Bırakın politikaya devam etmeyi, meydanlarda büyük büyük laflar etmeyi, hala nasıl sokağa çıkabiliyorsunuz?
Artık neredeyse hergün kalkan cenazelerde o kadar kişi tek bir ağızdan sizi ve bakanlarınızı yuhlarken ne hissediyorsunuz? Yani mesala, Yan gelip değil, can verip yattılar diye bağırırken binlerce kişi , Yer yarılsa da içine girsem diyebiliyor musunuz?
Orada, şehitlerin cenazesinde, Ajan Smith gözlüklerinizle gizlerken yüzünüzü neye daha çok üzülüyorsunuz? Şehitlere mi, düştüğünüz hale mi?
İktidarınızın ilk günlerinde terör sıfırken dörtbuçuk yılın sonunda gelinen durum nedeniyle hiç mi suçluluk duymuyorsunuz?
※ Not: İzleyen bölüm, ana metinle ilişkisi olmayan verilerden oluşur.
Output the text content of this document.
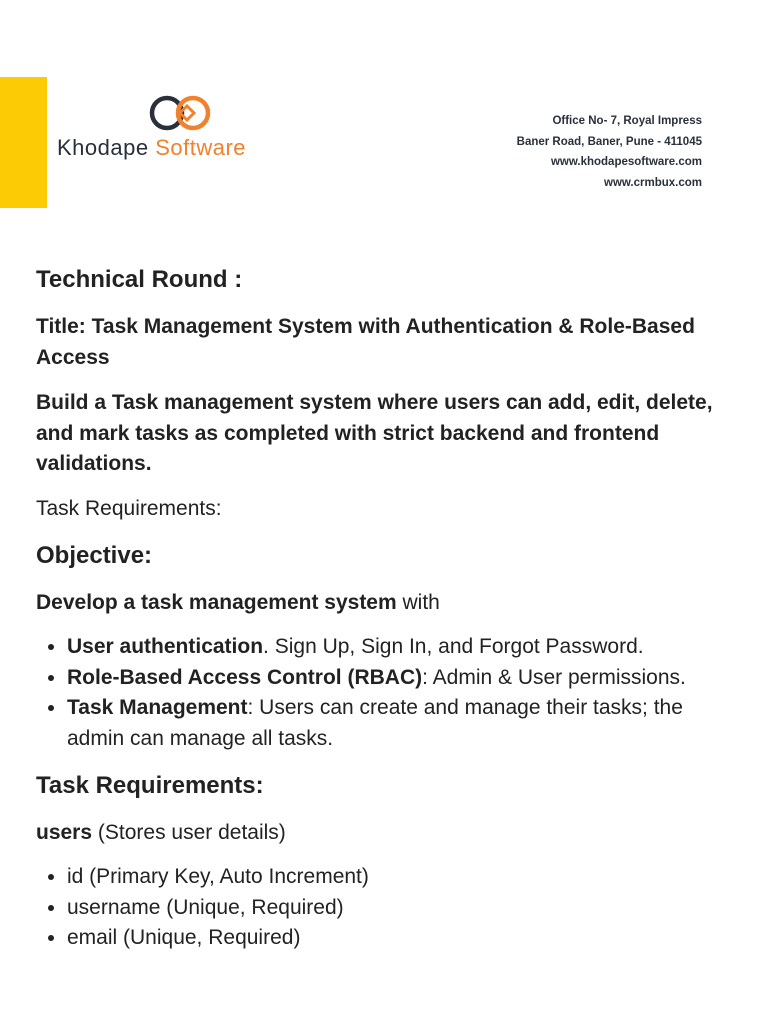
Khodape Software
Office No- 7, Royal Impress
Baner Road, Baner, Pune - 411045
www.khodapesoftware.com
www.crmbux.com

Technical Round :

Title: Task Management System with Authentication & Role-Based Access

Build a Task management system where users can add, edit, delete, and mark tasks as completed with strict backend and frontend validations.

Task Requirements:

Objective:

Develop a task management system with

• User authentication. Sign Up, Sign In, and Forgot Password.
• Role-Based Access Control (RBAC): Admin & User permissions.
• Task Management: Users can create and manage their tasks; the admin can manage all tasks.

Task Requirements:

users (Stores user details)

• id (Primary Key, Auto Increment)
• username (Unique, Required)
• email (Unique, Required)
Şimdi sürekli şehitlik üzerinden siyaset yapmayın diyorsunuz ya meydanlarda
Peki o zaman tam seçim arifesinde niye şehit aileleri ile gazilere TOKİ aracılığıyla kurasız ucuz konut veriyorsunuz? Bu durumda asıl siz şehitler üzerinden siyaset yapmış olmuyor musunuz?
Sayın Başbakan , bir baba olarak soruyorum size
Aynaya baktığınızda ne görüyorsunuz? Akşam yastığa başınızı koyduğunuzda uyuyabiliyor musunuz? Kelle deyip geçtiklerinizin ahından korkmuyor musunuz? O mağrur çocuk bakışlı erler, onların babasız evlatları, anaların ağıtları, babaların Vatan Sağolsun derken titreyen dudakları hiç mi rüyanıza girmiyor?
Bir canım kardeşiniz olarak olanca samimiyetimle soruyorum .Bu kadar sevilmemek nasıl bir duygu Sayın Başbakan?
Ha, bu arada
Bir oğlunuz ,Bilal, hani stratejik ortağınız Bushun iltifatlarına mazhar olan, askere gitmedi
Diğeri , Burak, hani alnının teriyle gemi alan ise çürük raporu almış
Askerlik yapmayacakmış
Ne diyeyim
İkisi de pırlanta gibi çocuklar
Allah bağışlasın
İnternette elektronik posta zinciri halinde dolaşan
Ve kimi yayın organlarınca Başbakana kimin yazdığı bilinmeyen mektup başlığıyla yayınlanan bu yazıyı geçtiğimiz Haziran ayında ben yazdım, daha önce çalıştığım kurumun internet sitesinde yayınladım.
Arama motorlarına girip kimin yazdığını bulmak çok kolayken Kimin yazdığı bilinmiyor şeklinde haber yapılmasını emeğime , daha da önemlisi pek az gazetecide bulunan cesaretime haksızlık saydığımdan yazıyı bir kez daha imzamla sizlerle paylaşmak istedim.